The picture is of security staff, sentries on duty, bodyguard, all of whom have this one great call to guard the Christian. The sentinels of peace are on the watch and they cry, Halt! to the worries as they get near and they drive them away. They do this “in Christ Jesus.” This blessing comes only through union with Christ. In other words it is one of the consequences of being joined to him. His life of peace comes to us. This is the grace of God.

The Lord takes our problems to himself, and in exchange he gives us his own immeasurable peace. All our troubles do not fret him in any way at all. He takes them all to himself. He can cope, and he gives us peace. He does it definitively for the first time when we come to him labouring and heavy laden, and he gives us rest. This is the wonderful life of the believer. Instead of worry we get peace. Instead of anxiety he gives us rest. Salvation is making people whole.

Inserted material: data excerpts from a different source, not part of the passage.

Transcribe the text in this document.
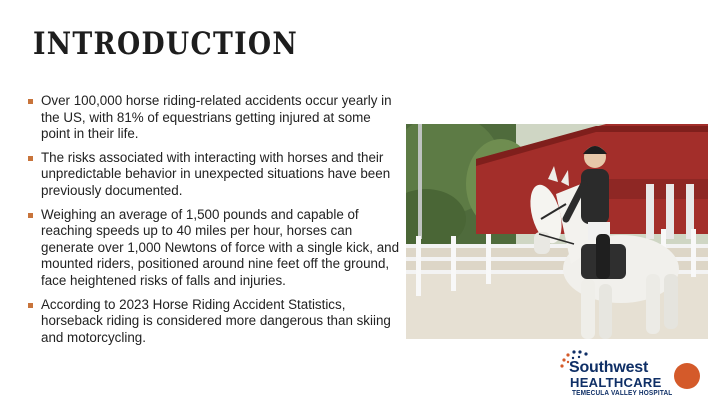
INTRODUCTION
Over 100,000 horse riding-related accidents occur yearly in the US, with 81% of equestrians getting injured at some point in their life.
The risks associated with interacting with horses and their unpredictable behavior in unexpected situations have been previously documented.
Weighing an average of 1,500 pounds and capable of reaching speeds up to 40 miles per hour, horses can generate over 1,000 Newtons of force with a single kick, and mounted riders, positioned around nine feet off the ground, face heightened risks of falls and injuries.
According to 2023 Horse Riding Accident Statistics, horseback riding is considered more dangerous than skiing and motorcycling.
Southwest
HEALTHCARE
TEMECULA VALLEY HOSPITAL
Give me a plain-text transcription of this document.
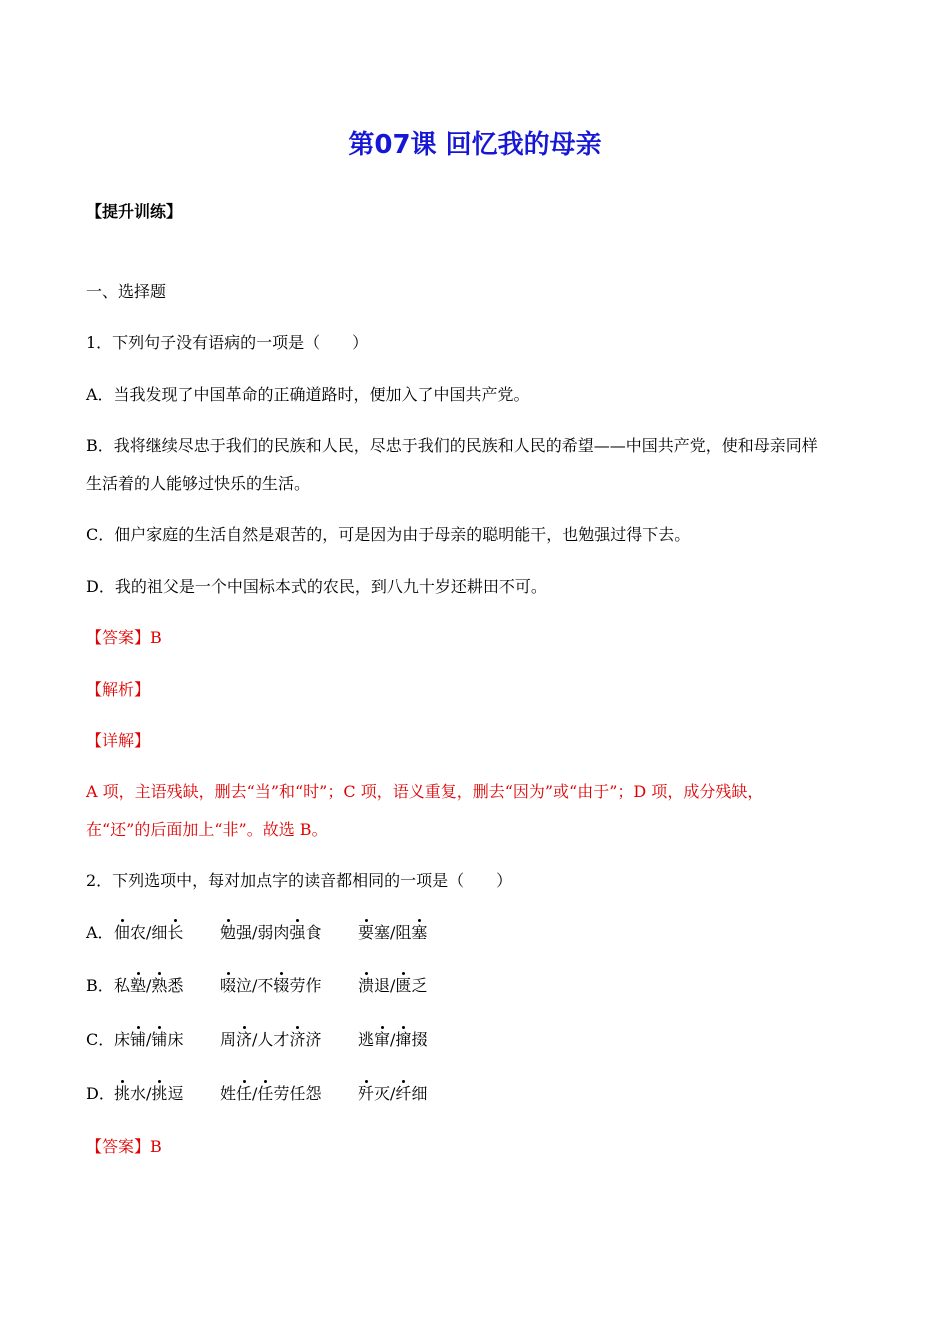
第07课 回忆我的母亲
【提升训练】
一、选择题
1．下列句子没有语病的一项是（　　）
A．当我发现了中国革命的正确道路时，便加入了中国共产党。
B．我将继续尽忠于我们的民族和人民，尽忠于我们的民族和人民的希望——中国共产党，使和母亲同样
生活着的人能够过快乐的生活。
C．佃户家庭的生活自然是艰苦的，可是因为由于母亲的聪明能干，也勉强过得下去。
D．我的祖父是一个中国标本式的农民，到八九十岁还耕田不可。
【答案】B
【解析】
【详解】
A 项，主语残缺，删去“当”和“时”；C 项，语义重复，删去“因为”或“由于”；D 项，成分残缺，
在“还”的后面加上“非”。故选 B。
2．下列选项中，每对加点字的读音都相同的一项是（　　）
A． 佃农/细长 勉强/弱肉强食 要塞/阻塞
B． 私塾/熟悉 啜泣/不辍劳作 溃退/匮乏
C． 床铺/铺床 周济/人才济济 逃窜/撺掇
D． 挑水/挑逗 姓任/任劳任怨 歼灭/纤细
【答案】B
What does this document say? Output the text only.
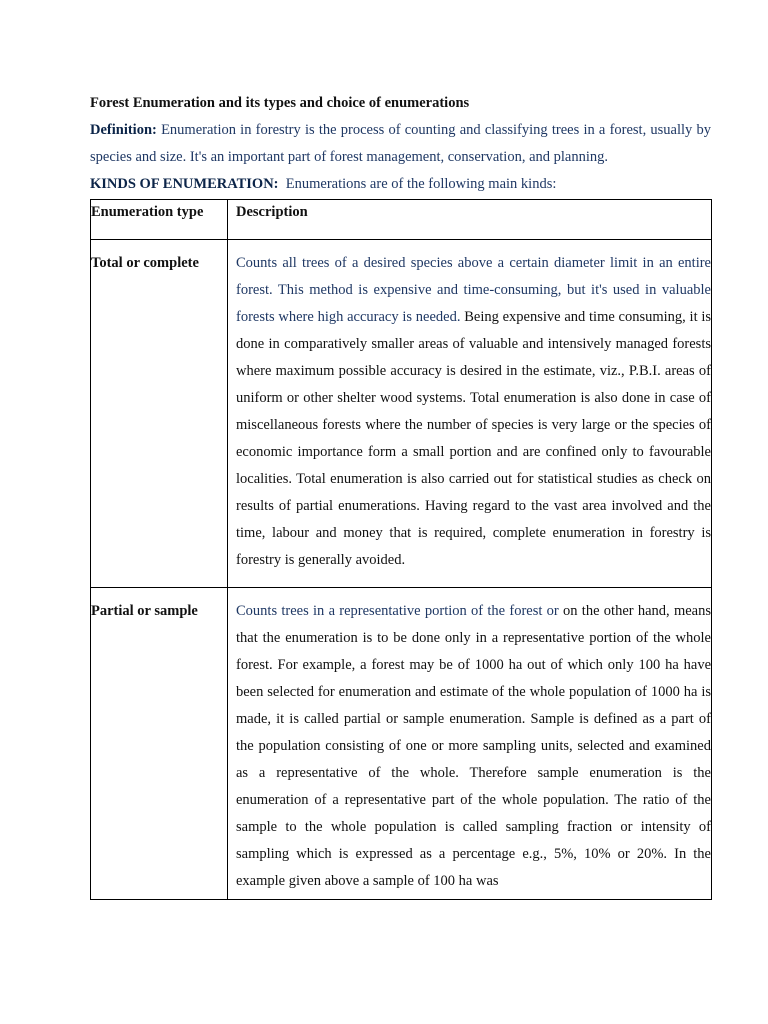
Forest Enumeration and its types and choice of enumerations
Definition: Enumeration in forestry is the process of counting and classifying trees in a forest, usually by species and size. It's an important part of forest management, conservation, and planning.
KINDS OF ENUMERATION: Enumerations are of the following main kinds:
Enumeration type	Description

Total or complete	Counts all trees of a desired species above a certain diameter limit in an entire forest. This method is expensive and time-consuming, but it's used in valuable forests where high accuracy is needed. Being expensive and time consuming, it is done in comparatively smaller areas of valuable and intensively managed forests where maximum possible accuracy is desired in the estimate, viz., P.B.I. areas of uniform or other shelter wood systems. Total enumeration is also done in case of miscellaneous forests where the number of species is very large or the species of economic importance form a small portion and are confined only to favourable localities. Total enumeration is also carried out for statistical studies as check on results of partial enumerations. Having regard to the vast area involved and the time, labour and money that is required, complete enumeration in forestry is forestry is generally avoided.

Partial or sample	Counts trees in a representative portion of the forest or on the other hand, means that the enumeration is to be done only in a representative portion of the whole forest. For example, a forest may be of 1000 ha out of which only 100 ha have been selected for enumeration and estimate of the whole population of 1000 ha is made, it is called partial or sample enumeration. Sample is defined as a part of the population consisting of one or more sampling units, selected and examined as a representative of the whole. Therefore sample enumeration is the enumeration of a representative part of the whole population. The ratio of the sample to the whole population is called sampling fraction or intensity of sampling which is expressed as a percentage e.g., 5%, 10% or 20%. In the example given above a sample of 100 ha was
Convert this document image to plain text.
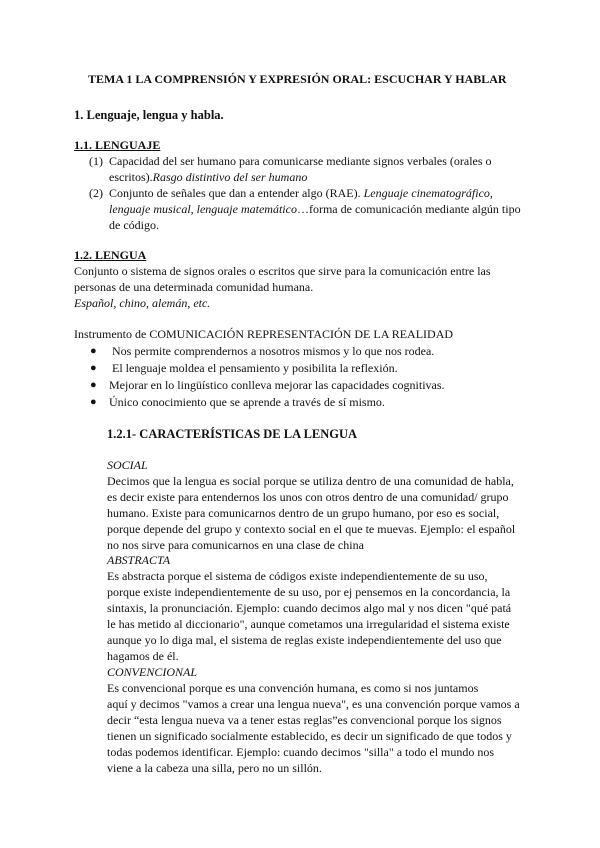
TEMA 1 LA COMPRENSIÓN Y EXPRESIÓN ORAL: ESCUCHAR Y HABLAR
1. Lenguaje, lengua y habla.
1.1. LENGUAJE
(1) Capacidad del ser humano para comunicarse mediante signos verbales (orales o
escritos).Rasgo distintivo del ser humano
(2) Conjunto de señales que dan a entender algo (RAE). Lenguaje cinematográfico,
lenguaje musical, lenguaje matemático…forma de comunicación mediante algún tipo
de código.
1.2. LENGUA
Conjunto o sistema de signos orales o escritos que sirve para la comunicación entre las
personas de una determinada comunidad humana.
Español, chino, alemán, etc.
Instrumento de COMUNICACIÓN REPRESENTACIÓN DE LA REALIDAD
● Nos permite comprendernos a nosotros mismos y lo que nos rodea.
● El lenguaje moldea el pensamiento y posibilita la reflexión.
● Mejorar en lo lingüístico conlleva mejorar las capacidades cognitivas.
● Único conocimiento que se aprende a través de sí mismo.
1.2.1- CARACTERÍSTICAS DE LA LENGUA
SOCIAL
Decimos que la lengua es social porque se utiliza dentro de una comunidad de habla,
es decir existe para entendernos los unos con otros dentro de una comunidad/ grupo
humano. Existe para comunicarnos dentro de un grupo humano, por eso es social,
porque depende del grupo y contexto social en el que te muevas. Ejemplo: el español
no nos sirve para comunicarnos en una clase de china
ABSTRACTA
Es abstracta porque el sistema de códigos existe independientemente de su uso,
porque existe independientemente de su uso, por ej pensemos en la concordancia, la
sintaxis, la pronunciación. Ejemplo: cuando decimos algo mal y nos dicen "qué patá
le has metido al diccionario", aunque cometamos una irregularidad el sistema existe
aunque yo lo diga mal, el sistema de reglas existe independientemente del uso que
hagamos de él.
CONVENCIONAL
Es convencional porque es una convención humana, es como si nos juntamos
aquí y decimos "vamos a crear una lengua nueva", es una convención porque vamos a
decir “esta lengua nueva va a tener estas reglas”es convencional porque los signos
tienen un significado socialmente establecido, es decir un significado de que todos y
todas podemos identificar. Ejemplo: cuando decimos "silla" a todo el mundo nos
viene a la cabeza una silla, pero no un sillón.
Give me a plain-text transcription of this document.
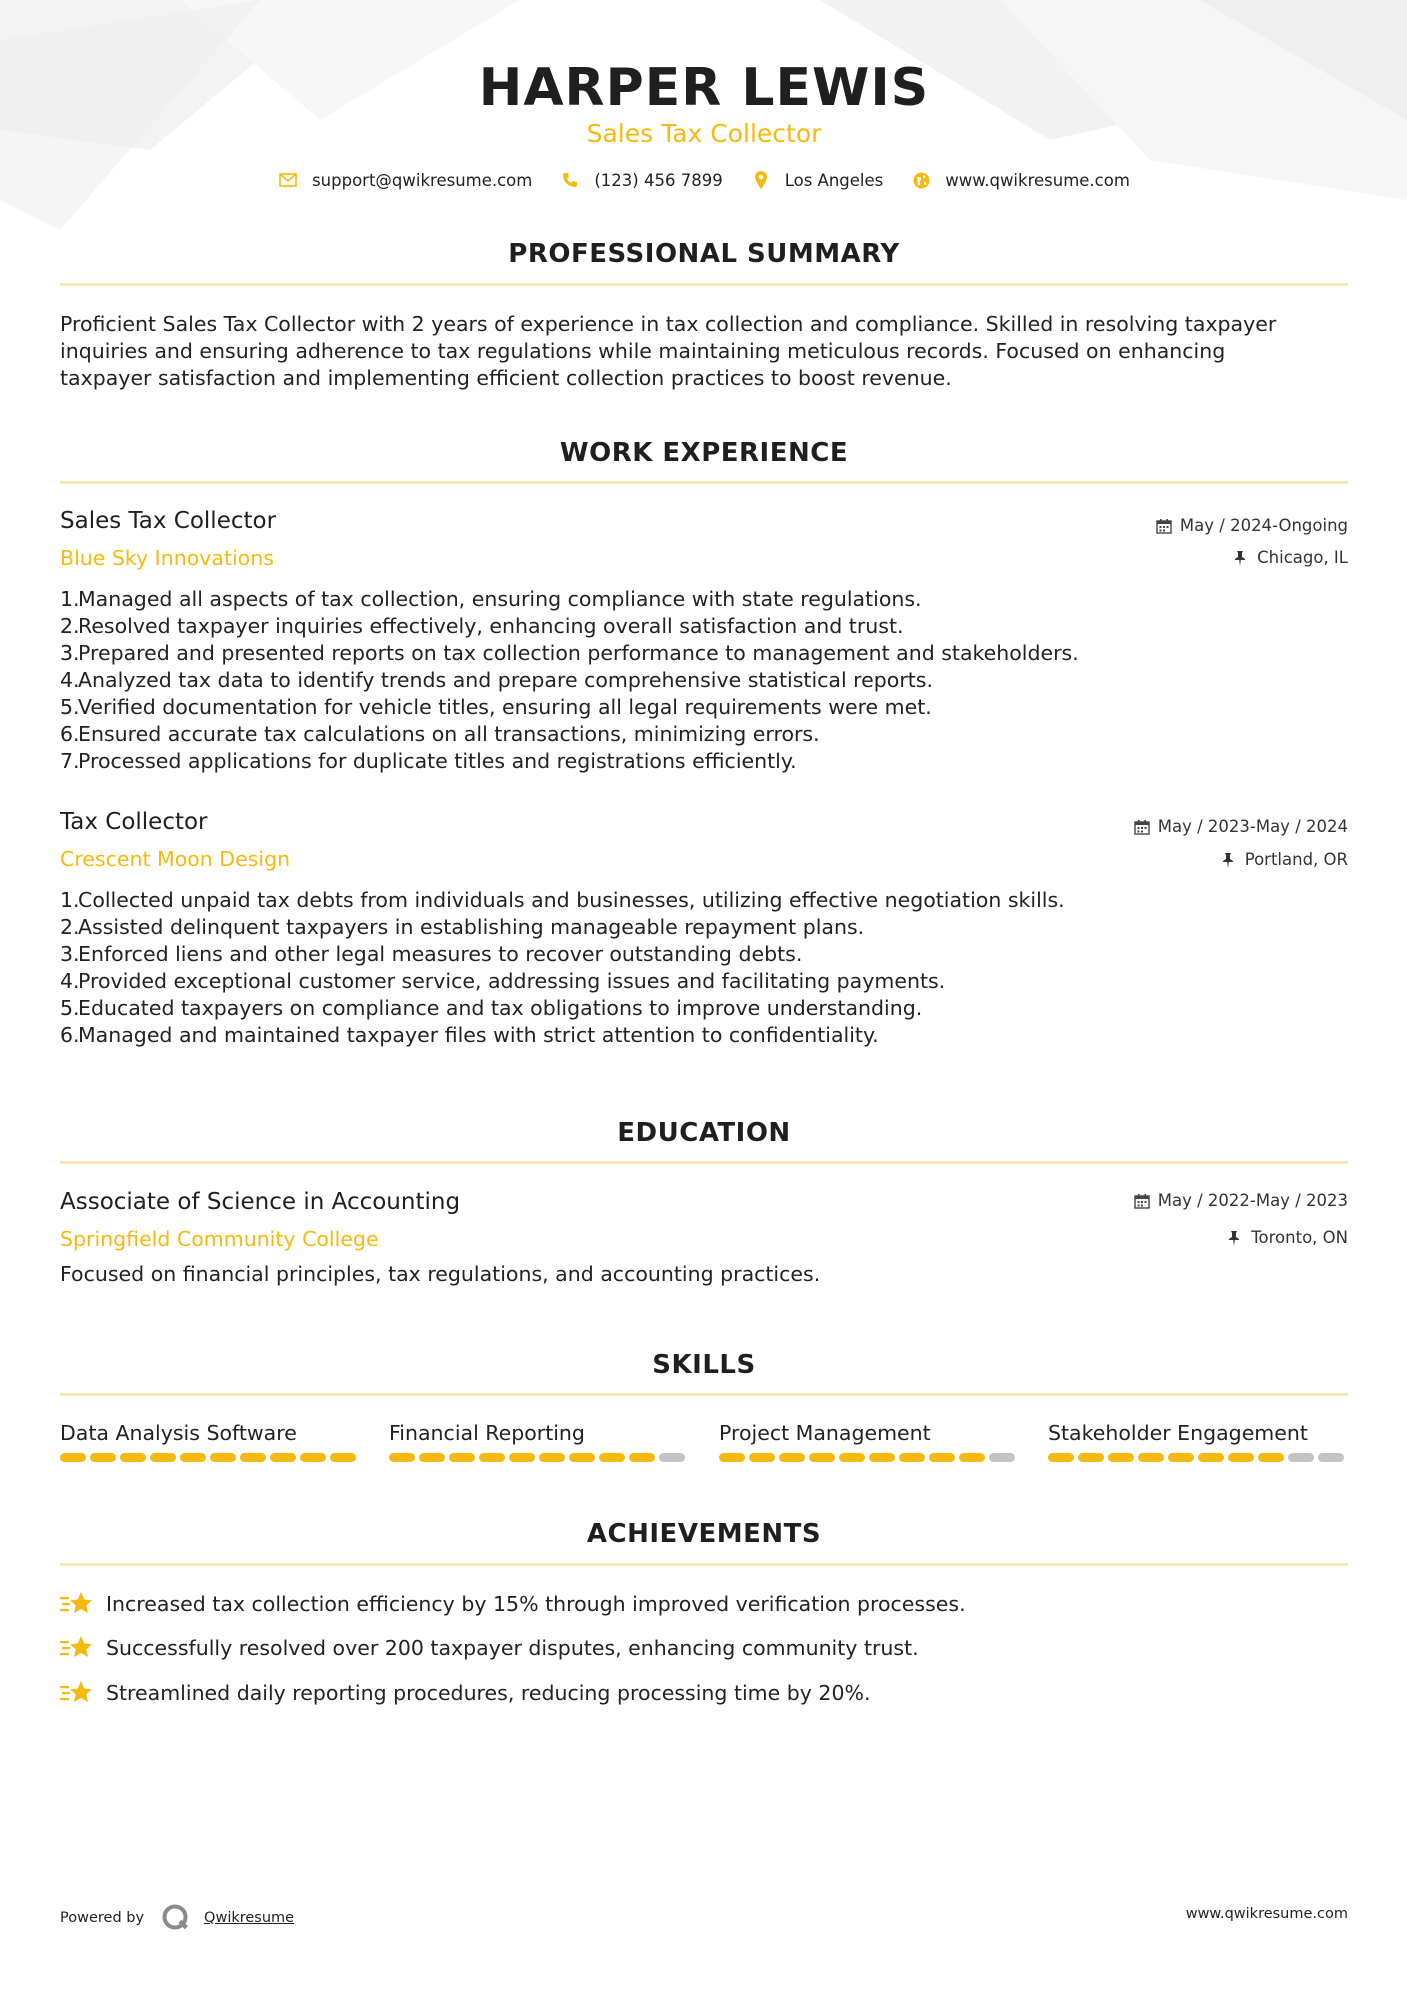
HARPER LEWIS
Sales Tax Collector
support@qwikresume.com	(123) 456 7899	Los Angeles	www.qwikresume.com
PROFESSIONAL SUMMARY
Proficient Sales Tax Collector with 2 years of experience in tax collection and compliance. Skilled in resolving taxpayer
inquiries and ensuring adherence to tax regulations while maintaining meticulous records. Focused on enhancing
taxpayer satisfaction and implementing efficient collection practices to boost revenue.
WORK EXPERIENCE
Sales Tax Collector	May / 2024-Ongoing
Blue Sky Innovations	Chicago, IL
1.
Managed all aspects of tax collection, ensuring compliance with state regulations.
2.
Resolved taxpayer inquiries effectively, enhancing overall satisfaction and trust.
3.
Prepared and presented reports on tax collection performance to management and stakeholders.
4.
Analyzed tax data to identify trends and prepare comprehensive statistical reports.
5.
Verified documentation for vehicle titles, ensuring all legal requirements were met.
6.
Ensured accurate tax calculations on all transactions, minimizing errors.
7.
Processed applications for duplicate titles and registrations efficiently.
Tax Collector	May / 2023-May / 2024
Crescent Moon Design	Portland, OR
1.
Collected unpaid tax debts from individuals and businesses, utilizing effective negotiation skills.
2.
Assisted delinquent taxpayers in establishing manageable repayment plans.
3.
Enforced liens and other legal measures to recover outstanding debts.
4.
Provided exceptional customer service, addressing issues and facilitating payments.
5.
Educated taxpayers on compliance and tax obligations to improve understanding.
6.
Managed and maintained taxpayer files with strict attention to confidentiality.
EDUCATION
Associate of Science in Accounting	May / 2022-May / 2023
Springfield Community College	Toronto, ON
Focused on financial principles, tax regulations, and accounting practices.
SKILLS
Data Analysis Software	Financial Reporting	Project Management	Stakeholder Engagement
ACHIEVEMENTS
Increased tax collection efficiency by 15% through improved verification processes.
Successfully resolved over 200 taxpayer disputes, enhancing community trust.
Streamlined daily reporting procedures, reducing processing time by 20%.
Powered by	Qwikresume	www.qwikresume.com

Archbishop Trench once wrote these words, and they have been a help to people ever since, framed and hung up as a motto in many a home:

“Lord, what a change within us one short hour
Spent in thy presence will prevail to make!
We kneel, how weak! We rise, how full of power!
Why, therefore, should we do ourselves this wrong
Or others, that we are ever overborne with care,
That we should ever weak or heartless be,
Anxious or troubled, when with us is prayer,
And joy and strength and courage are with Thee!”